The Treasury watchdog will deliver a report on Kwasi Kwarteng’s backfiring budget next week, but the chancellor is refusing to publish it until November.
The Office for Budget Responsibility (OBR) was barred from assessing last week’s tax-slashing package – a controversial move which helped trigger the financial and political crisis that followed.
Following an emergency meeting with Liz Truss and the chancellor, the OBR said it will deliver “an initial forecast” next Friday on “economic and fiscal prospects and the impact of the government’s policies”.
But the Treasury made clear immediately that nothing will be published until 23 November, when the chancellor will set out his plans to get a grip on borrowing and debt.
Ed Davey, the Liberal Democrat leader, attacked the stance, warning the crisis-hit economy would still be “flying blind” for two months.
“Delaying this forecast means shutting the door long after the horse has bolted,” Sir Ed said. “Families and businesses can’t afford to wait any longer for this government to fix their botched, unfair budget.”
Friday’s gamble spooked the financial markets and created a “material risk” to the UK economy, the Bank of England said – as it was forced to unveil a £65bn rescue package.
Mr Kwarteng fuelled investors’ alarm when he announced he would not set out a full fiscal plan until 23 November, a two-month delay that he is sticking to.
In a statement, the OBR said: “We discussed the economic and fiscal outlook, and the forecast we are preparing for the chancellor’s medium-term fiscal plan.
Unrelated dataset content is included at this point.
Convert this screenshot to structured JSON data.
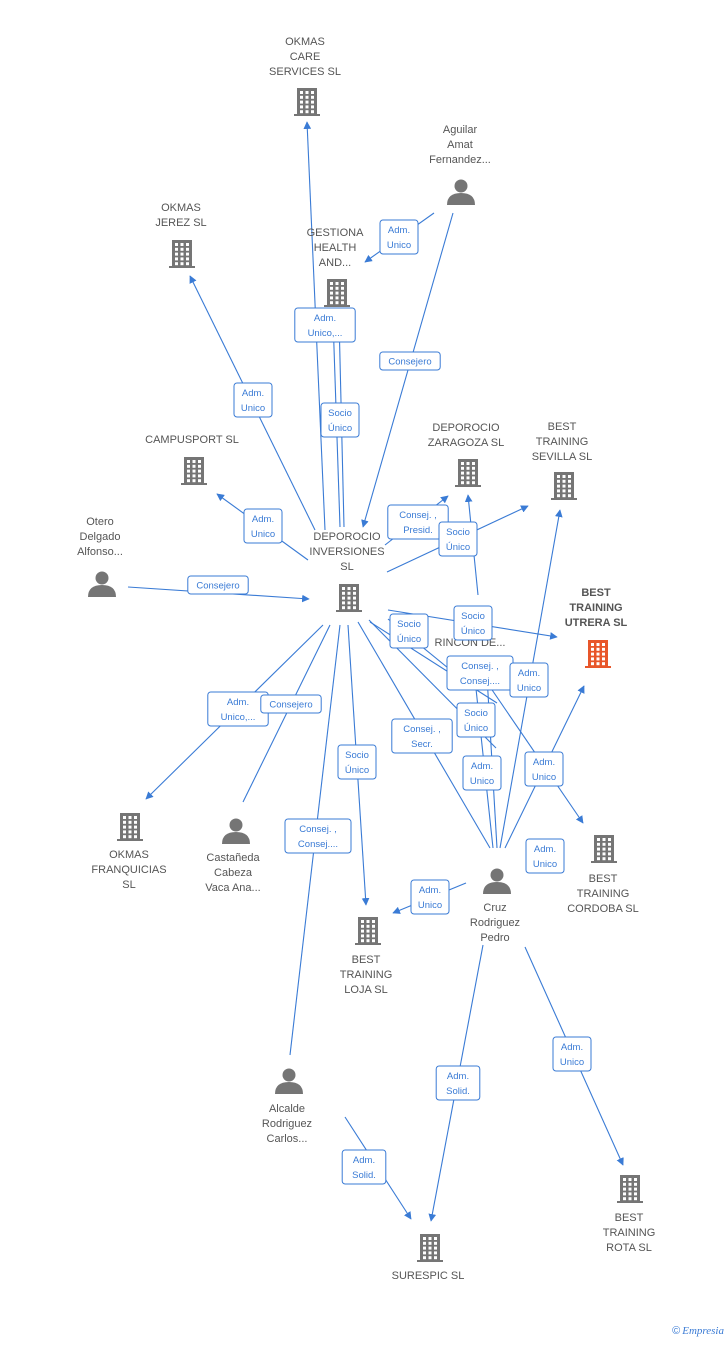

“We will deliver the first iteration of that forecast to the chancellor on Friday October 7 and will set out the full timetable up to November 23 next week.
“The forecast will, as always, be based on our independent judgment about economic and fiscal prospects, and the impact of the government’s policies.”
A Treasury readout said: “The prime minister and chancellor reaffirmed their commitment to the independent OBR and made clear that they value its scrutiny.”
Three members of the OBR’s budget responsibility committee, Richard Hughes, Andy King and David Miles CBE, attended the highly-unusual meeting in Downing Street.
It was arranged after a series of interviews by Ms Truss failed to dampen the market panic – and increased Tory jitters after she insisted there would be no rethink.
“This is the right plan that we have set out,” the prime minister told BBC Radio Norfolk, saying: “Of course there will always be people who will oppose a particular measure. And it’s not necessarily easy. But we have to do it.”
In an excruciating exchange on BBC Radio Stoke, there were long silences when Ms Truss was asked about the soaring mortgage payments homeowners now face.
The Conservative-led Treasury select committee is still pushing for Mr Kwarteng to bring forward the 23 November statement by at least a month and to publish growth forecasts.